DOA: Dead or Alive
Year of release: 2006
Director: Corey Yuen
Action directors: Corey Yuen, Guo Jian Yong
Producers: Mark Altman, Paul Anderson, Jeremy Bolt
Writers: J.F. Lawton, Adam Gross, Seth Gross
Cinematography: Chan Chi Ying, Keung Kwok-Man
Editors: Cheung Ka-Fai, Eddie Hamilton, Angie Lam
Music: Junkie XL
Stars: Jaime Pressly, Devon Aoki, Holly Valance, Sarah Carter, Natassia Malthe, Kane Kosugi, Eric Roberts, Kevin Nash, Robin Shou, Ngai Sing (aka Collin Chou)
Rated PG-13 for violence and language
Movie Review Index
You would think that the formula for DOA would be a simple way to make a fun brainless action picture: take a bunch of babes and have them kick some ass. Unfortunately, even under the direction of Hong Kong veteran Corey Yuen, this film can't live up to the lowest of expectations.
DOA is based on the long-running fighting game series Dead or Alive, which has always seemed to be a second banana to the big hitters in the genre like Street Fighter and Tekken. Perhaps knowing that the fisticuffs couldn't compare, Dead or Alive's designers pumped up the jiggly quotient in the games, to the point that the press releases for each new edition would brag about how realistic the "boob physics" were.
The buxom ladies of Dead or Alive went on to cement the series as shallow, but still able to deliver good brainless fun. So it would be logical to think that the film would follow suit. But hold on -- this is a movie adaptation of a video game, perhaps one of the lowest genres in all of cinema, giving birth to filmic atrocities like Super Mario Bros. and the majority of German schlockmeister Uwe Boll's output.
At times, DOA does succeed in producing entertainment that's stupid in a good way, if that makes any sense. When the movie doesn't take itself so seriously, it can be over-the-top campy fun. Several of the cast members, most notably Jaime Pressly, seem to take this into account and bring some nice comedic flair to their roles, as well as showcasing some decent moves in the fight scenes.

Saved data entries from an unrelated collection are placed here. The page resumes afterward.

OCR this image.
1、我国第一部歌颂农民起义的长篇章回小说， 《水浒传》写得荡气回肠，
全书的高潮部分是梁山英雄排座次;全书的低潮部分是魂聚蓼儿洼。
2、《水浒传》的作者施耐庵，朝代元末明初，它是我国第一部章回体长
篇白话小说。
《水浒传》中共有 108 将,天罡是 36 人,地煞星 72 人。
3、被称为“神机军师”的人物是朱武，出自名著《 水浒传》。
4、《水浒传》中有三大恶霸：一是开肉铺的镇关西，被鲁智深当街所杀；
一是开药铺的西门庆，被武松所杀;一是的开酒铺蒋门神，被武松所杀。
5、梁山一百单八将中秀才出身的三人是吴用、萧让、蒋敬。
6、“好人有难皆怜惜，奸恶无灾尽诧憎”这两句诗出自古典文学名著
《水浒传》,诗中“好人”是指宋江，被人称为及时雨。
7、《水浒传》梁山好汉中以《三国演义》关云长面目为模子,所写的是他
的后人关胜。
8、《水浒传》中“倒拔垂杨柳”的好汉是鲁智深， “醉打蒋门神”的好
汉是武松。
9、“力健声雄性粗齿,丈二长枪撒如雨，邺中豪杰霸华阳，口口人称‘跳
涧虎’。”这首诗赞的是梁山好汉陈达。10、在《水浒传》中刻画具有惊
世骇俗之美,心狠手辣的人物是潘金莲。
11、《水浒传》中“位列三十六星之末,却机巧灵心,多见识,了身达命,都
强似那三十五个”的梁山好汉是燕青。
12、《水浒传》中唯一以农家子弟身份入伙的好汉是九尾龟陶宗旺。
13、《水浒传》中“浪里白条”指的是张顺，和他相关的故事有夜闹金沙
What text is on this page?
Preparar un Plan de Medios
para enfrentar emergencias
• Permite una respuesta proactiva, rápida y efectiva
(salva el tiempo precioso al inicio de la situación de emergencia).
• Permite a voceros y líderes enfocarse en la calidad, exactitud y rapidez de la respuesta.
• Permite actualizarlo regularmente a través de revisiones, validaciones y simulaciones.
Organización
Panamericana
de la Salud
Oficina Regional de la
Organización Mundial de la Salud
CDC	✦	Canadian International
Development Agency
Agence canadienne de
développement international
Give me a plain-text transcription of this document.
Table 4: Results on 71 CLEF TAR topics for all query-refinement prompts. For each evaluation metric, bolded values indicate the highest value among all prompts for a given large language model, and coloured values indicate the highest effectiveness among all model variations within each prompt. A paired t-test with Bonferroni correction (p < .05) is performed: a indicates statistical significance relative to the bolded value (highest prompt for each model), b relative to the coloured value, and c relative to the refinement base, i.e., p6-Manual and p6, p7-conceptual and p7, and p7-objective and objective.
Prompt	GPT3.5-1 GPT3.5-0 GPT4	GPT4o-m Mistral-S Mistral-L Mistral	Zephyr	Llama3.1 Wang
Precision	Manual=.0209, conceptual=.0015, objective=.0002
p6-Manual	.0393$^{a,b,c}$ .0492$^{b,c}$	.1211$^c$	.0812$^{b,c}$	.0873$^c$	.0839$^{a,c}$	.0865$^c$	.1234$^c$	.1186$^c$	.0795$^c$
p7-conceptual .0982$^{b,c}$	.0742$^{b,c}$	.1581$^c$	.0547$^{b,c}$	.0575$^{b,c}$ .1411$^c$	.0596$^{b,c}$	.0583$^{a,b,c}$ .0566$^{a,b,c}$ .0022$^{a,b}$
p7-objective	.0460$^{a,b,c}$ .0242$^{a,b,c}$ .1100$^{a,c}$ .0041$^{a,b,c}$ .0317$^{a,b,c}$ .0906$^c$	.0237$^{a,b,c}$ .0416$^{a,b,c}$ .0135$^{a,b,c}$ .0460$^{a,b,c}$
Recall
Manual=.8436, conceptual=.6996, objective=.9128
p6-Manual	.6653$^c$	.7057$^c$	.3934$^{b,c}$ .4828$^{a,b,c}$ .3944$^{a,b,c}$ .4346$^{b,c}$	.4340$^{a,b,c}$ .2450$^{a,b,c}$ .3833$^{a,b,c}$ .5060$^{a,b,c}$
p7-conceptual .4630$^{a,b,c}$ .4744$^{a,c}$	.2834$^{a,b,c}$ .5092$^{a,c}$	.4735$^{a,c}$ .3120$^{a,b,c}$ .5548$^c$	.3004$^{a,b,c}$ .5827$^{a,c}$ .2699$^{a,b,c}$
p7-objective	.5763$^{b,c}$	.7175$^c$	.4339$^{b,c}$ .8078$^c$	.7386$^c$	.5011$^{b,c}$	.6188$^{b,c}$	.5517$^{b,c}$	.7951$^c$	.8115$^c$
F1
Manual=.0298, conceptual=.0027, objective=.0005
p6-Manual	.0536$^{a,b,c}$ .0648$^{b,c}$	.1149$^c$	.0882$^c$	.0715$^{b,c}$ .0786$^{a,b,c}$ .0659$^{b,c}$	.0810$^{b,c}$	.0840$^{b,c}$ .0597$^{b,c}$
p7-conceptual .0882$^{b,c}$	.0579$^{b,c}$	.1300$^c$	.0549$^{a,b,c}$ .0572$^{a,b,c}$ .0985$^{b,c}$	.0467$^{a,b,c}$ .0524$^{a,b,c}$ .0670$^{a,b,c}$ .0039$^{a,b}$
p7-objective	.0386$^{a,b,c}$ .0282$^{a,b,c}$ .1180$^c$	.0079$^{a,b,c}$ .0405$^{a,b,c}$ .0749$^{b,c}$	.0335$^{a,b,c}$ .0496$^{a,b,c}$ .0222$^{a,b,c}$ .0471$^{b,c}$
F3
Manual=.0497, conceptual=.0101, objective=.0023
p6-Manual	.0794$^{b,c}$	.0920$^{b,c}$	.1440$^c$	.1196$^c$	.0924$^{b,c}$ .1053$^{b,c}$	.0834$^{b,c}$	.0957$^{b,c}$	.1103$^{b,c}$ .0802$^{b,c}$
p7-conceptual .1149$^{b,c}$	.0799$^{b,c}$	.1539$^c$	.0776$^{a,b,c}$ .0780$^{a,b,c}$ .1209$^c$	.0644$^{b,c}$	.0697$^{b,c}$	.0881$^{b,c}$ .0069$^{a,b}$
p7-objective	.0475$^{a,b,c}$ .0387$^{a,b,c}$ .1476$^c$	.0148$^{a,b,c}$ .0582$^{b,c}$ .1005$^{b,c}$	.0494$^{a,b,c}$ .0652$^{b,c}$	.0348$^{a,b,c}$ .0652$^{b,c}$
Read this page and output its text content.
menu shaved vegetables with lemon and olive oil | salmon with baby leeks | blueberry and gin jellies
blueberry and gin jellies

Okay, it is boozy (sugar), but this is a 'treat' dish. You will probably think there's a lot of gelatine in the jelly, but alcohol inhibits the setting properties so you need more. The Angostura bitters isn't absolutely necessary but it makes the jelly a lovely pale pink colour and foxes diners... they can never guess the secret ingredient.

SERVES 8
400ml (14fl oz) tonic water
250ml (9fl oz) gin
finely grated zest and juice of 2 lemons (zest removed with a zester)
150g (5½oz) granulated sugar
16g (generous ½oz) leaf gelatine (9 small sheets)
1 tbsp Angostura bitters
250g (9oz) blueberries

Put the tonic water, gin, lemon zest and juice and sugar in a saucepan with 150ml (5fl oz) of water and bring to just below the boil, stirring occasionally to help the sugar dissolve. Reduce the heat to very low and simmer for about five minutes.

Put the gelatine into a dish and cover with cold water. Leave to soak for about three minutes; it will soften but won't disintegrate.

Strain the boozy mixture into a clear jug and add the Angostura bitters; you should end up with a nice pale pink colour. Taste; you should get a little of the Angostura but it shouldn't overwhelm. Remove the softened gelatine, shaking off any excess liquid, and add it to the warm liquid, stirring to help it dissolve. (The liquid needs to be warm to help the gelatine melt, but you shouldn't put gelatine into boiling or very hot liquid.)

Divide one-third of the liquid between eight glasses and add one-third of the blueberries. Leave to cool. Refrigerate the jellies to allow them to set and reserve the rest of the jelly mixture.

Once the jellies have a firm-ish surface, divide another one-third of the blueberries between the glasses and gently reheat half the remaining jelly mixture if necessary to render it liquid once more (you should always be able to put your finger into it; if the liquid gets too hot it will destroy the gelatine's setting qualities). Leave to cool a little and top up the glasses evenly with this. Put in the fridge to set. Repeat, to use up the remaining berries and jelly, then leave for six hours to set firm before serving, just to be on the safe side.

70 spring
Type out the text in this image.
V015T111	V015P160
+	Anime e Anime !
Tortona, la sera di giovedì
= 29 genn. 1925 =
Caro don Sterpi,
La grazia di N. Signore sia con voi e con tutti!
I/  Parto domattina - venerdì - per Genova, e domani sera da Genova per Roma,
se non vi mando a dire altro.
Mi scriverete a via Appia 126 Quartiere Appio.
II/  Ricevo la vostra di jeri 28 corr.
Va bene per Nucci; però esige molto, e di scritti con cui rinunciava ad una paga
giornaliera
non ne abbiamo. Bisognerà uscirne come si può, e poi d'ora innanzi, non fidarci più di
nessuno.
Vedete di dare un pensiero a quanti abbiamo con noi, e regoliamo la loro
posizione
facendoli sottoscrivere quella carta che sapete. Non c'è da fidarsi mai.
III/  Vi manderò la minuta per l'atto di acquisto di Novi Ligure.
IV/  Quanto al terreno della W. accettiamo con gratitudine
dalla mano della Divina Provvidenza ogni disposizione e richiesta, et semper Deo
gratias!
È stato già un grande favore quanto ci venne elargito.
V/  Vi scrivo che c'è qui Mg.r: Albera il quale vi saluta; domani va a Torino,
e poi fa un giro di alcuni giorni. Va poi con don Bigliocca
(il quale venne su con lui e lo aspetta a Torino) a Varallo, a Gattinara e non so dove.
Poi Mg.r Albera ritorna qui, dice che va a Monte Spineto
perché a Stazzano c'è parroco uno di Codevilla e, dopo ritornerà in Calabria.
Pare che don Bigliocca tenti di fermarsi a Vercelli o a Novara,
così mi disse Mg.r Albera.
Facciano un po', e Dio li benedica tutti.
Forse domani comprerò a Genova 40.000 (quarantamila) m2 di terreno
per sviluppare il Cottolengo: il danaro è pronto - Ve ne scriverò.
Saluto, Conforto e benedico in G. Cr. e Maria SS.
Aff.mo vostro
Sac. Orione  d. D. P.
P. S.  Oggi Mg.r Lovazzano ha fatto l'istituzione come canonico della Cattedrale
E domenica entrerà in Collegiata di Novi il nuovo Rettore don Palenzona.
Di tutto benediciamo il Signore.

On the other hand, though, there are some members of the cast that should have not been let anywhere near the set, with the biggest culprit being Devon Aoki. As with my review for the Jet Li clunker War, I have to note that if wasn't for the fact that her father owning the Benihana chain, I highly doubt we'd ever see Ms. Aoki in anything other than a Girls Gone Wild video. She's a terrible actor, has no talent for on-screen martial arts, and isn't even all that good-looking.
Even if you're a fan of the games, I doubt you're going to find much to like with DOA: Dead or Alive. It sat in Dimension's vault for over a year before being released for good reason. This is simply just not a good movie at all, even taking into account how sorry big-screen video game adaptations usually are.